A fargli eco un’altra personalità di sinistra, che pur non appartenendo allo stesso partito è su posizioni antitetiche al consigliere di Stato, il medico e oncologo Franco Cavalli:

“abbiamo sprecato miliardi per una presunta pandemia”

L’insulto dell’UDC alle 1000 famiglie ticinesi che han perso un caro congiunto per questa “presunta” situazione. C’è da essere allibiti.”

E il movimento in cui milita. Il Forum Alternativo, rincara la dose, senza sconti per nessuno:

“Che l’UDC, come tutti i movimenti d’estrema destra, se ne faccia un baffo dei dati scientifici, non è una novità e gli esempi si sprecano. Ma ora han veramente toccato il fondo e siamo ancora gentili.

Nei comunicati sulla discussione avvenuta alla loro assemblea dei delegati di sabato sulla legge Covid, si legge letteralmente che “miliardi sono stati sprecati per una presunta pandemia”.

Ora i dati della Task Force riportano a fine luglio più di 700.000 ammalati di Covid in Svizzera, oltre 30.000 ospedalizzazioni e ben più di 10.000 decessi.
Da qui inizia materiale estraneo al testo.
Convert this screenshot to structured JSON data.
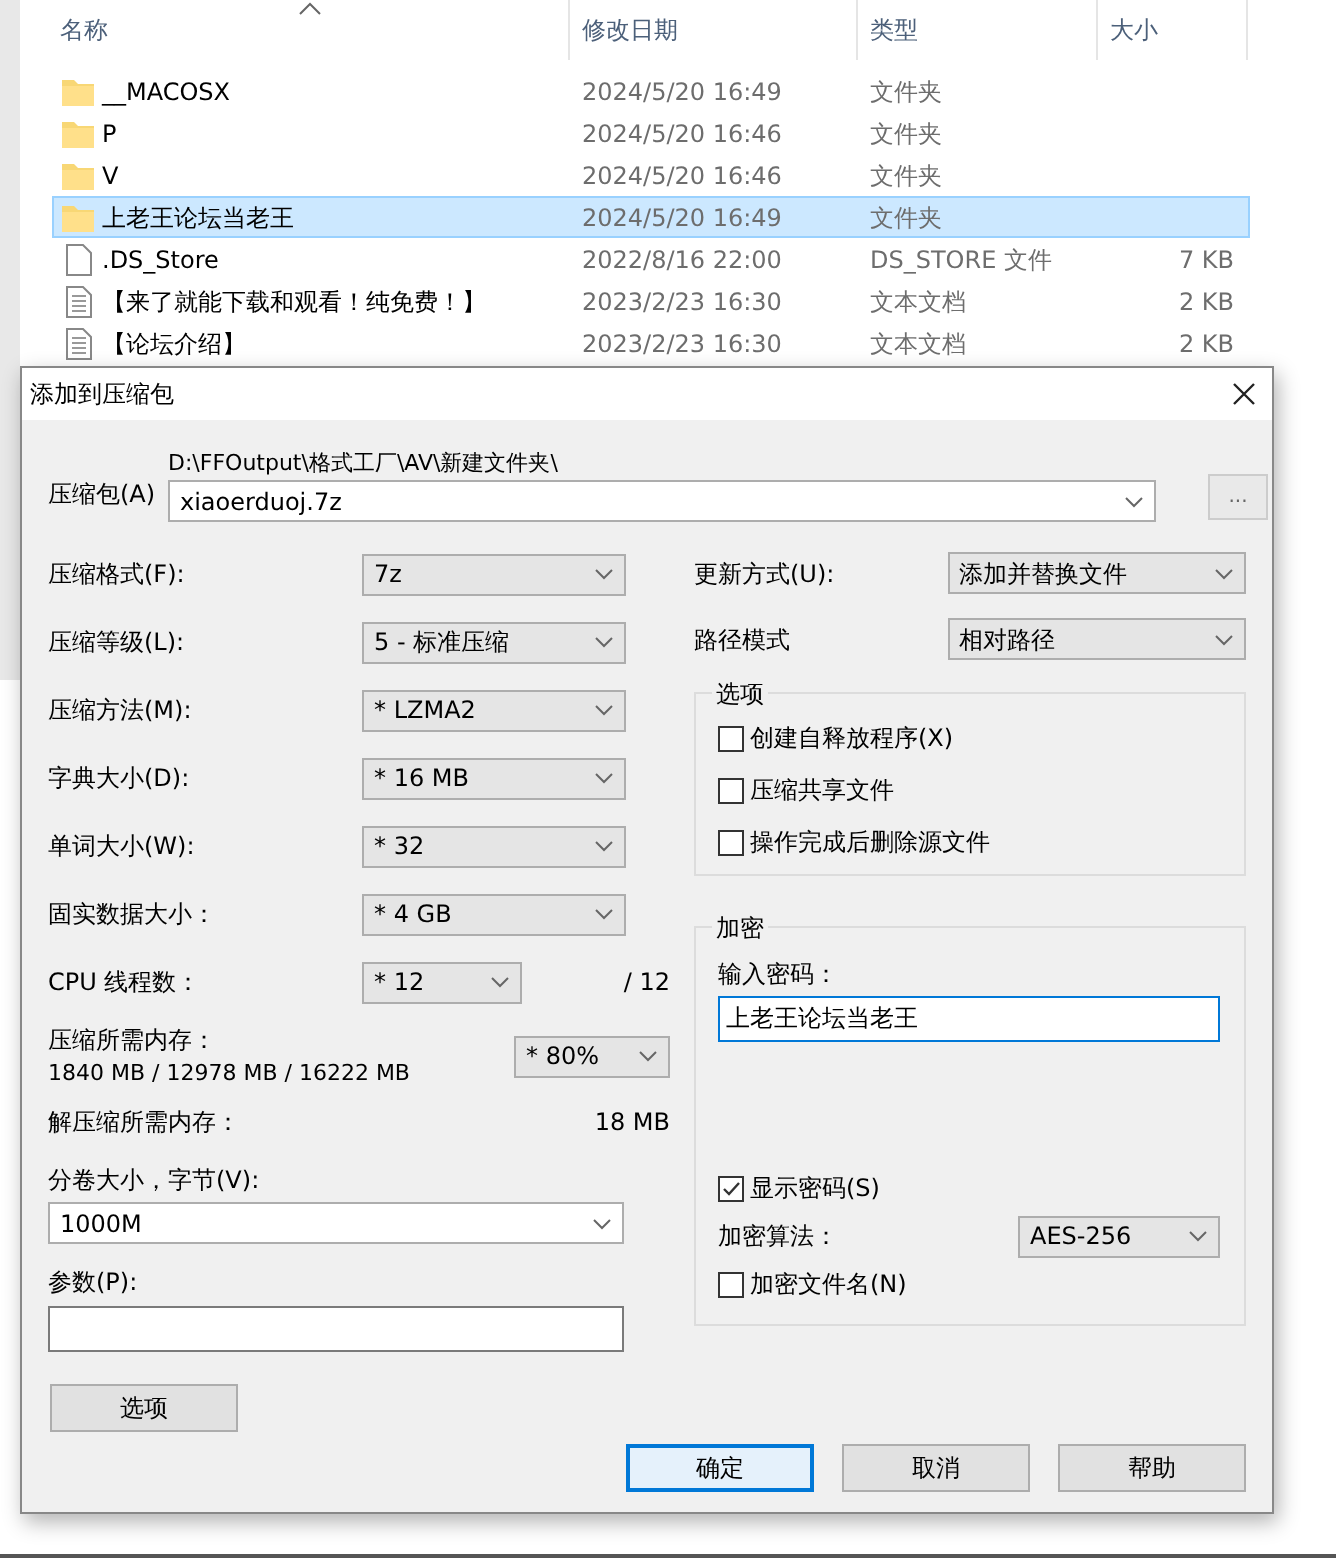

Se l’UDC, accecata dal suo furore ideologico, non vuole credere alle cifre ufficiali e al personale sanitario, vada a chiederlo alle più di mille famiglie ticinesi che han perso un loro caro e che ora si sentono insultate dai deliri dell’UDC sulla pandemia presunta e sui miliardi sprecati.”


C’è ben poco da aggiungere. È soprattutto triste vedere, come dopo anni di pandemia e milioni di morti, ci sia ancora chi, con tesi idiote e menzognere, strizzi l’occhio a quella banda di psicopatici che credono nel complotto internazionale e nella dittatura delle ditte farmaceutiche che si sarebbero inventate un’epidemia di questa portata che ci ha strappato invece tanti cari. Sarebbe bello sapere cosa ne pensano Marchesi, Galeazzi o Chiesa di queste fesserie.

Un’amarezza che fa rimpiangere un confronto politico duro ma sano, basato sulle idee e non sul falso cosmico.

Ma ormai non c’è più nulla da fare. Oggi sembra che per fare politica (Trump docet) non serve la verità, serve spararla più grossa, mettendo la vergogna in naftalina fino al prossimo, inevitabile circo mediatico e social.